1. O mês de novembro começou com profundas alterações no cenário político de Rondônia. Mas não no caso Carlão de Oliveira, o presidente da Assembléia Legislativa que mofa atrás das grades vergado por um processo que tem um leque gigantesco e uma só acusação: posse ilegal de arma encontrada em sua residência no dia 4 de agosto 2006, uma data fatídica para Rondônia. Nesse dia, a Polícia Federal desencadeou a Operação Dominó, uma pesada ação policial que levou pra trás das grades personalidades do poder rondoniense, acordados às seis da manhã daquela sexta feira fatídica. Uma dessas personalidades é o deputado estadual Carlão de Oliveira, presidente do Poder Legislativo do estado de Rondônia..Agora na condição de presidiário e de presidente afastado do Poder Legislativo, Carlão de Oliveira protagoniza várias cenas de um espetáculo que vai entrar para a História como um dos mais graves já passados em terras rondonienses.
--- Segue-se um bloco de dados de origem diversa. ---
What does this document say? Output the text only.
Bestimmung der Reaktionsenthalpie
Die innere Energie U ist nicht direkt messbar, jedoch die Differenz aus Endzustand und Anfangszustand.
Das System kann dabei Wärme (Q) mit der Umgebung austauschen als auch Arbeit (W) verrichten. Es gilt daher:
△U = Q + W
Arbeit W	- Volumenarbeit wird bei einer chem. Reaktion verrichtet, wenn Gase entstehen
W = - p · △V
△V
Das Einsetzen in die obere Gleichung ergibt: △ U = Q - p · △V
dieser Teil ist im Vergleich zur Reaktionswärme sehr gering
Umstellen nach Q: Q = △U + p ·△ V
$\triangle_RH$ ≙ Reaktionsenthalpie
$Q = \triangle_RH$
2. Sua trajetória descendente começou há algum tempo atrás, naquele episódio em que o governador Ivo Cassol denunciou as tentativas de suborno que alguns deputados lhe fizeram. Filmados sem sorrir, os deputados puxaram um longo fio de um enredo sem final. Ao ser desenrolado, o rolo enrolava cada vez mais deputados em várias ações ilícitas. À frente de tudo isso  Carlão de Oliveira, poderoso presidente da Assembléia criava inimigos mais poderosos ainda.  Nada menos que nove pedidos de hábeas corpus lhe foram negados pela Justiça. O último foi  no começo desta semana. Quase por unanimidade, 13 votos a um, o pleno do Tribunal de Justiça negou a representação votada pelo plenário da Assembléia Legislativa, desta vez obedecendo às exigências do próprio TJ, com votação aberta e tudo. Não teve jeito. Os desembargadores alegaram que os deputados estaduais que assinaram a representação não têm idoneidade moral e que estão envolvidos em vários crimes. .Esse é o espelho de Carlão de Oliveira. É por esse espelho que ele se vê.

3. Considerado  um “capo” pela Justiça, ou seja, um chefe mafioso, ele amarga sua imagem num espelho límpido e difuso ao mesmo tempo. Nunca um presidente de um poder no país desceu tanto. Nunca um Poder no país ficou tão desmoralizado. Ferido de morte nesta sexta legislatura, que  termina em 31 de janeiro mas, o Poder Legislativo pode ser tudo, menos Poder. Parece que já acabou. Não há mais o que fazer para recuperar sua idoneidade. Observe-se, no entanto, que foram presos juntamente com o deputado Carlão de Oliveira, o presidente do Tribunal de Justiça, desembargador Sebastião Teixeira Chaves, o vice-presidente do Tribunal de Contas, conselheiro Edílson Silva, e o ex-presidente do Ministério Público, procurador Carlos Vitachi. Ocorre que o Conselho Nacional de Justiça retirou o desembargador Sebastião Teixeira da presidência do Tribunal de Justiça e o Tribunal de Contas retirou o conselheiro Edílson Silva do cargo de vice-presidente daquele órgão.

4. Mas, a Assembléia não fez isso com seu presidente Carlão de Oliveira. Logo, se ele for solto, voltará a presidir o Poder Legislativo e retoma suas prerrogativas de ordenar despesas, assinar cheques, movimentar recursos públicos, e em final de mandato. Talvez seja esta a visão dos desembargadores e, desse modo, decidiram por mantê-lo prisioneiro até quando o mandato acabar. Liberto, o “capo” poderá reunir sua turma e voltar a fazer diabruras que só os “capi de tuttti capi” podem fazer. Se o consideram chefe mafioso, não poderão lhe conceder a  liberdade na medida em que estariam, indiretamente, repondo seu poderes presidenciais e de ordenador de despesas.  Cabe uma pergunta: não seria o caso dele renunciar à presidência da Casa e tornar-se um simples deputado, como estão o conselheiro Edílson e o desembargador Sebastião Teixeira? Talvez, quem sabe, deixaria de parecer um capo de tutti cappi e com isto ganharia a tão ansiada e negada liberdade. Diz a sabedoria popular que mais vale um pássaro na mão do que dois voando. Mas, é apenas um ditado popular.